В зарослях ее валялся на земле отгрызенный хвост бельчонка.

Соседского кота я давно терпеть не мог, а теперь — возненавидел убийцу.

Прошло недели две, погода все это время пылала сухим зноем, зелень обморочно никла, листья сирени загибались трубочкой, черемуха все сильнее червивела, с кустов смородины опадали мертвые ягоды-недоноски, мелкая, порошковая пыль подолгу зависала в воздухе.

Пытаясь спасти изнывающую от жажды яблоню, я поливал приствольный круг из тонкого резинового шланга, — занятие это было почти бесцельное: водонапорная башня не поспевала в эту жару наполняться, хотя два насоса качали воду из глубоких скважин круглые сутки.

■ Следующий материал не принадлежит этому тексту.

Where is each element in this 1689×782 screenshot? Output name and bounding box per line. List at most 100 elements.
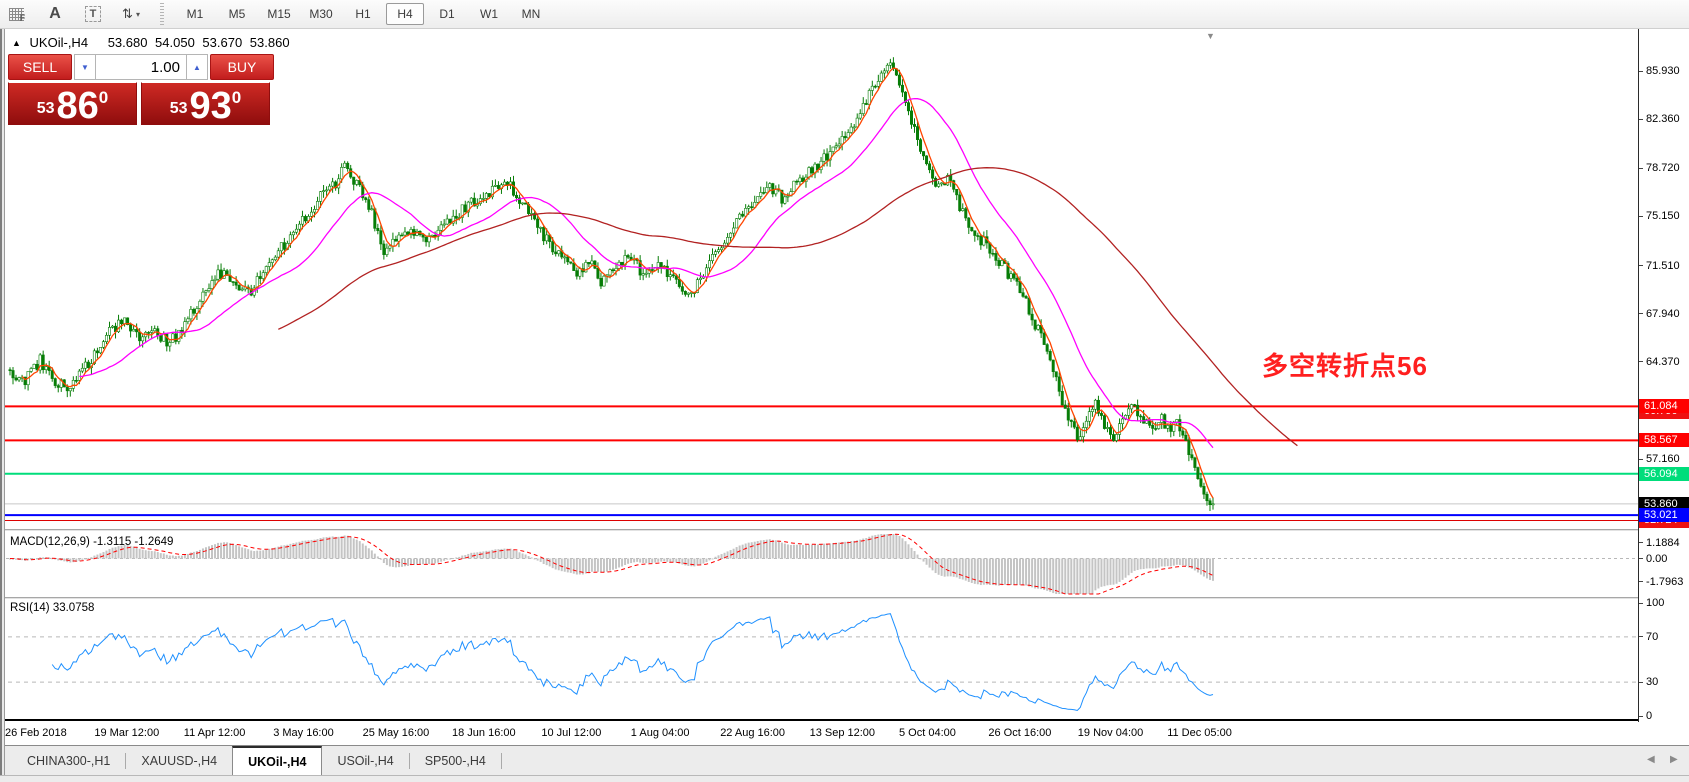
- timeframe-button-h1[interactable]: H1: [344, 3, 382, 25]
- timeframe-button-m1[interactable]: M1: [176, 3, 214, 25]
- text-box-icon[interactable]: T: [80, 2, 106, 26]
- tab-china300-h1[interactable]: CHINA300-,H1: [12, 746, 125, 775]
- price-line-label-58-567: 58.567: [1639, 433, 1689, 447]
- date-label: 1 Aug 04:00: [631, 727, 690, 739]
- sell-button[interactable]: SELL: [8, 54, 72, 80]
- price-axis-label: 64.370: [1646, 356, 1680, 368]
- tab-ukoil-h4[interactable]: UKOil-,H4: [232, 746, 322, 775]
- rsi-axis-label: 0: [1646, 710, 1652, 722]
- arrange-arrows-glyph: ⇅: [122, 6, 133, 22]
- tab-scroll-left-button[interactable]: ◀: [1647, 754, 1655, 765]
- price-axis[interactable]: 85.93082.36078.72075.15071.51067.94064.3…: [1638, 29, 1689, 741]
- timeframe-buttons: M1M5M15M30H1H4D1W1MN: [174, 3, 552, 25]
- timeframe-button-d1[interactable]: D1: [428, 3, 466, 25]
- date-label: 26 Oct 16:00: [988, 727, 1051, 739]
- price-axis-label: 82.360: [1646, 113, 1680, 125]
- panel-separator[interactable]: [0, 597, 1689, 599]
- window-edge: [0, 29, 5, 775]
- tab-separator: [501, 753, 502, 769]
- price-axis-label: 57.160: [1646, 453, 1680, 465]
- chart-header: ▲ UKOil-,H4 53.680 54.050 53.670 53.860: [12, 35, 290, 50]
- status-bar: [0, 775, 1689, 782]
- chart-symbol: UKOil-,H4: [30, 35, 89, 50]
- axis-tick: [1639, 459, 1643, 460]
- date-label: 26 Feb 2018: [5, 727, 67, 739]
- timeframe-button-h4[interactable]: H4: [386, 3, 424, 25]
- volume-decrease-button[interactable]: ▼: [74, 54, 96, 80]
- panel-separator[interactable]: [0, 529, 1689, 531]
- date-label: 13 Sep 12:00: [810, 727, 875, 739]
- buy-price-small: 53: [170, 100, 188, 118]
- axis-tick: [1639, 682, 1643, 683]
- chart-shift-icon[interactable]: F: [4, 2, 30, 26]
- price-line-label-61-084: 61.084: [1639, 399, 1689, 413]
- timeframe-button-m30[interactable]: M30: [302, 3, 340, 25]
- mt4-terminal: F A T ⇅ ▾ M1M5M15M30H1H4D1W1MN ▲ UKOil-,…: [0, 0, 1689, 782]
- axis-tick: [1639, 716, 1643, 717]
- collapse-panel-icon[interactable]: ▲: [12, 38, 21, 48]
- sell-price-button[interactable]: 53860: [8, 82, 137, 125]
- sell-price-big: 86: [57, 90, 99, 122]
- text-annotation-icon[interactable]: A: [42, 2, 68, 26]
- volume-increase-button[interactable]: ▲: [186, 54, 208, 80]
- axis-tick: [1639, 558, 1643, 559]
- price-line-label-partial-text: 60.790: [1644, 413, 1689, 417]
- one-click-trading-panel: SELL ▼ ▲ BUY 53860 53930: [8, 54, 274, 125]
- panel-separator[interactable]: [0, 719, 1640, 721]
- date-label: 19 Mar 12:00: [94, 727, 159, 739]
- macd-axis-label: 1.1884: [1646, 537, 1680, 549]
- macd-panel-canvas[interactable]: [0, 532, 1689, 597]
- axis-tick: [1639, 265, 1643, 266]
- chart-dropdown-marker-icon[interactable]: ▼: [1206, 31, 1215, 41]
- timeframe-button-w1[interactable]: W1: [470, 3, 508, 25]
- axis-tick: [1639, 581, 1643, 582]
- price-line-label-partial: 60.790: [1639, 413, 1689, 419]
- timeframe-button-m15[interactable]: M15: [260, 3, 298, 25]
- toolbar-separator: [160, 3, 164, 25]
- price-line-label-partial-text: 52.724: [1644, 522, 1689, 526]
- chart-tab-bar: CHINA300-,H1XAUUSD-,H4UKOil-,H4USOil-,H4…: [0, 745, 1689, 775]
- axis-tick: [1639, 542, 1643, 543]
- tab-scroll-right-button[interactable]: ▶: [1670, 754, 1678, 765]
- annotation-text[interactable]: 多空转折点56: [1262, 346, 1428, 383]
- timeframe-button-m5[interactable]: M5: [218, 3, 256, 25]
- rsi-panel-canvas[interactable]: [0, 599, 1689, 719]
- price-axis-label: 78.720: [1646, 162, 1680, 174]
- price-axis-label: 67.940: [1646, 308, 1680, 320]
- price-line-label-partial: 52.724: [1639, 522, 1689, 528]
- price-line-label-56-094: 56.094: [1639, 467, 1689, 481]
- date-label: 19 Nov 04:00: [1078, 727, 1143, 739]
- macd-axis-label: -1.7963: [1646, 576, 1683, 588]
- top-toolbar: F A T ⇅ ▾ M1M5M15M30H1H4D1W1MN: [0, 0, 1689, 29]
- sell-price-small: 53: [37, 100, 55, 118]
- axis-tick: [1639, 636, 1643, 637]
- chart-shift-letter: F: [20, 13, 26, 23]
- date-label: 22 Aug 16:00: [720, 727, 785, 739]
- axis-tick: [1639, 216, 1643, 217]
- tab-xauusd-h4[interactable]: XAUUSD-,H4: [126, 746, 232, 775]
- price-axis-label: 71.510: [1646, 260, 1680, 272]
- axis-tick: [1639, 603, 1643, 604]
- price-axis-label: 75.150: [1646, 210, 1680, 222]
- axis-tick: [1639, 71, 1643, 72]
- buy-price-button[interactable]: 53930: [141, 82, 270, 125]
- rsi-axis-label: 70: [1646, 631, 1658, 643]
- chevron-down-icon: ▾: [136, 10, 140, 19]
- volume-input[interactable]: [96, 54, 186, 80]
- tab-sp500-h4[interactable]: SP500-,H4: [410, 746, 501, 775]
- macd-axis-label: 0.00: [1646, 553, 1667, 565]
- date-label: 10 Jul 12:00: [541, 727, 601, 739]
- date-label: 25 May 16:00: [363, 727, 430, 739]
- tab-usoil-h4[interactable]: USOil-,H4: [322, 746, 408, 775]
- macd-label: MACD(12,26,9) -1.3115 -1.2649: [10, 536, 173, 548]
- rsi-label: RSI(14) 33.0758: [10, 602, 94, 614]
- text-box-glyph: T: [85, 6, 102, 22]
- arrange-arrows-icon[interactable]: ⇅ ▾: [118, 2, 144, 26]
- date-label: 11 Apr 12:00: [184, 727, 246, 739]
- date-label: 5 Oct 04:00: [899, 727, 956, 739]
- buy-button[interactable]: BUY: [210, 54, 274, 80]
- timeframe-button-mn[interactable]: MN: [512, 3, 550, 25]
- date-label: 3 May 16:00: [273, 727, 334, 739]
- price-line-label-53-021: 53.021: [1639, 508, 1689, 522]
- date-axis[interactable]: 26 Feb 2018 19 Mar 12:00 11 Apr 12:00 3 May…: [0, 722, 1689, 745]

Беспомощная струйка сочилась из моего тонкого шланга на копаную землю под яблоней, я подолгу держал его над одним и тем же местом, дожидаясь, пока не наберется лужица: вода сперва уходила бесследно в оголодавшую сухую почву, затем на ней начинало расплываться мокрое пятно, медленно превращаясь в маленькую лужу, — и я делал следующий шаг по приствольному кругу. Работой это не назовешь, занятие нуднейшее; озверевшие от безнаказанности комары переливали в себя мою кровь — видимо, она им очень подходила по группе; загрузив ею полное брюхо, улетала одна армада, мгновенно сменяемая другой, они пикировали и планировали на меня с душераздирающим жужжанием, а я ничего не мог поделать, мои руки были заняты этим бессмысленным шлангом.

И внезапно знакомое веселое цоканье донеслось до меня откуда-то снизу, из призаборных кустов спиреи, до них было всего метров пять невысокой травы.

В траве я не успел его разглядеть — он вынырнул у самых моих резиновых сапог. Я не пошевельнулся, остерегаясь вспугнуть его, но это совершенно зря: его разбирала жажда общения — он взобрался на ступню моего сапога, хотел всцарапаться по голенищу повыше, но оскользнулся; нисколько не растерявшись, он залихватским жестом мушкетера заложил свой пушистый хвост себе на спину — с изнанки хвост был еще пушистее и во всю его длину проходила темная роскошная полоса, как у чернобурки; подняв ко мне свое остренькое игрушечное лицо с крупными, выпуклыми глазами добряка-гуляки, бельчонок процокал мне, что прежде всего он хотел бы срочно напиться воды. Во всяком случае, я понял его именно так и не ошибся. Сбежав с моего сапога на землю, он осторожно приблизился к лужице и лакнул из нее, но тотчас фыркнул, вроде бы даже кашлянул и замотал головой. Я понял, в чем дело: с весны в приствольных кругах лежал неглубоко закопанный свежий коровий навоз, а сейчас, растревоженные поливом, его мелкие сухие вонючие частицы всплыли на поверхность лужи.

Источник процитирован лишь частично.